De behandeling met gips is voortgezet.

2.3.
Op 30 september 2009 is een controlefoto gemaakt van de linkerpols. Aan de hand van deze nieuwe foto is geconstateerd dat er sprake ‘lijkt te zijn’ van consolidatie. Op 28 oktober 2009 is opnieuw een controlefoto gemaakt, op grond waarvan tevens is geconstateerd dat het geheel ‘lijkt te zijn geconsolideerd’. [eiser] heeft bij deze laatste controle aangegeven nog veel pijn te hebben aan zijn linkerpols. Om die reden is hij doorverwezen naar de orthopedisch chirurg.

2.4.
Op 4 november is [eiser] ter consultatie bij de orthopedisch chirurg geweest waarbij is besloten om een MRI-scan te laten verrichten, wat op 10 november 2009 is gebeurd. Op 30 november 2009 is dit onderzoek opnieuw uitgevoerd.
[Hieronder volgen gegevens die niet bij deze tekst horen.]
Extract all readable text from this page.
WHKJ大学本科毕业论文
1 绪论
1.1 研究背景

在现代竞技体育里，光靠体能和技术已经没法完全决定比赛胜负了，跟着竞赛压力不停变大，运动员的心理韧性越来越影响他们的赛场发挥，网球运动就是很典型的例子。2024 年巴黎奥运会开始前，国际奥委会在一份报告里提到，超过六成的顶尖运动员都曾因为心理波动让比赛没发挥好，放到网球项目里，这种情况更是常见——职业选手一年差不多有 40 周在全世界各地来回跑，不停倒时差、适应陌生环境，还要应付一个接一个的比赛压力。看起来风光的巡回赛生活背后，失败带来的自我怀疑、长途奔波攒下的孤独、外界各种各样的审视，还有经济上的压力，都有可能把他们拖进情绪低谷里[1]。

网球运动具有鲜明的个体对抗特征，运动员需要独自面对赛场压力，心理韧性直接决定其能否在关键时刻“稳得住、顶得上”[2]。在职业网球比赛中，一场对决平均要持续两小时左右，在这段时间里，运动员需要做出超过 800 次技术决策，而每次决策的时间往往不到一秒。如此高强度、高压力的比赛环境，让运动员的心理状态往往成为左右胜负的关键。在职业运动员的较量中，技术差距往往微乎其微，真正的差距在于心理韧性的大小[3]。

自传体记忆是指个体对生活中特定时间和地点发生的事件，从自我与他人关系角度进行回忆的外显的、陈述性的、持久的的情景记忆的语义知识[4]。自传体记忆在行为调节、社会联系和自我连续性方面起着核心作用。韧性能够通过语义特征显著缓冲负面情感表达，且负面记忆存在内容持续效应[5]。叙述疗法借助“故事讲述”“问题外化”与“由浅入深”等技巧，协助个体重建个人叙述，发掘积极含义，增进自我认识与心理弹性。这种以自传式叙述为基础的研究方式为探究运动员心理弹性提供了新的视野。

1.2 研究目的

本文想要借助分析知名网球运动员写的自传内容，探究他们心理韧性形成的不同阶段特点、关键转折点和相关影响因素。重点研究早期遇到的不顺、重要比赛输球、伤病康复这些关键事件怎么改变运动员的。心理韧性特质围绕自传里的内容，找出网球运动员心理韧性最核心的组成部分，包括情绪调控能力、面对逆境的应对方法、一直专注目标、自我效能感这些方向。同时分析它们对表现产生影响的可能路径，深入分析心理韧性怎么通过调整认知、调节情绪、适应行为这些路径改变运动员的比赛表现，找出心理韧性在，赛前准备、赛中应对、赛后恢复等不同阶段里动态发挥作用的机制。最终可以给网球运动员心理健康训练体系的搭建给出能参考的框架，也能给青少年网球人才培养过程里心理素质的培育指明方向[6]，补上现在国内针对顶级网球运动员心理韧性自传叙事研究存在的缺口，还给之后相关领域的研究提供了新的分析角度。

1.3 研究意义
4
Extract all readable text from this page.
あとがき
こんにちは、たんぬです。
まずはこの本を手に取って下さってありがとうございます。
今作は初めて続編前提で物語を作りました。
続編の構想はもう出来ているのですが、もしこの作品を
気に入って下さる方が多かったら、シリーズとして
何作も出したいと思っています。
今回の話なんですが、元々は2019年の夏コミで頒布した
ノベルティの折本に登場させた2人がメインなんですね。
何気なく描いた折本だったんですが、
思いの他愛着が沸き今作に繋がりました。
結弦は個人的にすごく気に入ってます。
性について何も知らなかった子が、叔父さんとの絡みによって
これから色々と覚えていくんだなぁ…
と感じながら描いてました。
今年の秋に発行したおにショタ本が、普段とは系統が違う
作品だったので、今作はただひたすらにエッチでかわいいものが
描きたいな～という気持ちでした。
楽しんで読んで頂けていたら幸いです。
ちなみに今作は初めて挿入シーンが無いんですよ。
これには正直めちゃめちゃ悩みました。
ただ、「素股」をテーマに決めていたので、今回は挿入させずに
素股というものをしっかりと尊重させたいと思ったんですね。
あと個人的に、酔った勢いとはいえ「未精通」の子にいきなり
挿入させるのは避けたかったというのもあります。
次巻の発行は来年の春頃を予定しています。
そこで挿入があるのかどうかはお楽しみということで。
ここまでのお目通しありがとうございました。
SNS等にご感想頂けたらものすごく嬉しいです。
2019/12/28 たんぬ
In de brief van 10 december 2009 van de orthopedisch chirurg aan de huisarts van [eiser] staat:
In navolging van eerdere correspondentie kan ik u melden dat patiënt ondanks 10 weken gipsbehandeling pijnklachten blijft houden bij het scaphoïd. Hiervoor is een MRI-scan verricht, wat een fractuur van de proximale pool laat zien. Deze was niet goed zichtbaar op de conventionele foto’s. Hiervoor is hij op de lijst gezet voor een scaphoïd non-union repair met bekkenkam. Tot aan OK zal hij een afneembaar gips dragen, tevens heb ik het advies gegeven om te stoppen met roken in verband met pseudo-arthrosis.

2.5.
Op 16 februari 2010 heeft [eiser] in het ziekenhuis de Matti Russe-operatie aan zijn linkerpols ondergaan. Uit het operatieverslag blijkt dat is besloten om geen schroef te plaatsen, hoewel dat voorafgaand aan de operatie wel was besproken met [eiser] . Na de operatie is opnieuw een gipsspalk aangelegd voor de duur van 8 weken. In verband met onvoldoende consolidatie na afloop daarvan is de gipsperiode met 4 weken verlengd. Na deze operatie bleef [eiser] pijnklachten houden.

2.6.
Op 17 september 2010 is door het ziekenhuis geconstateerd dat de fractuur van [eiser] grotendeels is geconsolideerd en dat er sprake is van Südeckse atrofie.

2.7.
In 2011 is [eiser] in verband met aanhoudende pijnklachten door zijn huisarts doorverwezen naar de Sint Maartenskliniek voor een second opinion. Op 11 november 2011 is in de Sint Maartenskliniek een arthroscopie van de linkerpols uitgevoerd. Op 16 januari 2012 is [eiser] in verband met controle na artroscopie van de linkerpols gezien op de polikliniek orthopedie in de Sint Maartenskliniek. Op 23 januari 2013 verklaart de orthopedisch chirurg aldaar, naar aanleiding van dit controleonderzoek, dat er geen verdere orthopedische behandelingsmogelijkheden zijn voor de polsklachten van [eiser] en verwijst [eiser] door naar de revalidatiearts voor verdere beoordeling en behandeling.

2.8.
Op 20 februari 2013 verklaart de pijnspecialist van het ziekenhuis aan de huisarts van [eiser] per brief:
Bespreking: het beeld past klinisch grotendeels, maar niet geheel, bij een CRPS type I. Met name lijkt er geen sprake te zijn van een neuropathische component van de pijn. De overige klachten kunnen er wel goed bij passen. Daarnaast is er op de MRI mogelijk sprake van een niet geheel geconsolideerde fractuur. In dit licht zouden de pijnklachten dus ook nog steeds functioneel kunnen zijn.
Conclusie: er is sprake van een vertraagd herstel na fractuur dan wel een beeld dat in de richting gaat van een CRPS type I
.”

3 Het geschil

3.1.
[eiser] vordert samengevat - veroordeling van het ziekenhuis tot betaling van de door [eiser] geleden materiële en immateriële schade, nader op te maken bij staat.

3.2.
Het ziekenhuis voert verweer.

3.3.
Op de stellingen van partijen wordt hierna, voor zover van belang, nader ingegaan.

4 De beoordeling

4.1.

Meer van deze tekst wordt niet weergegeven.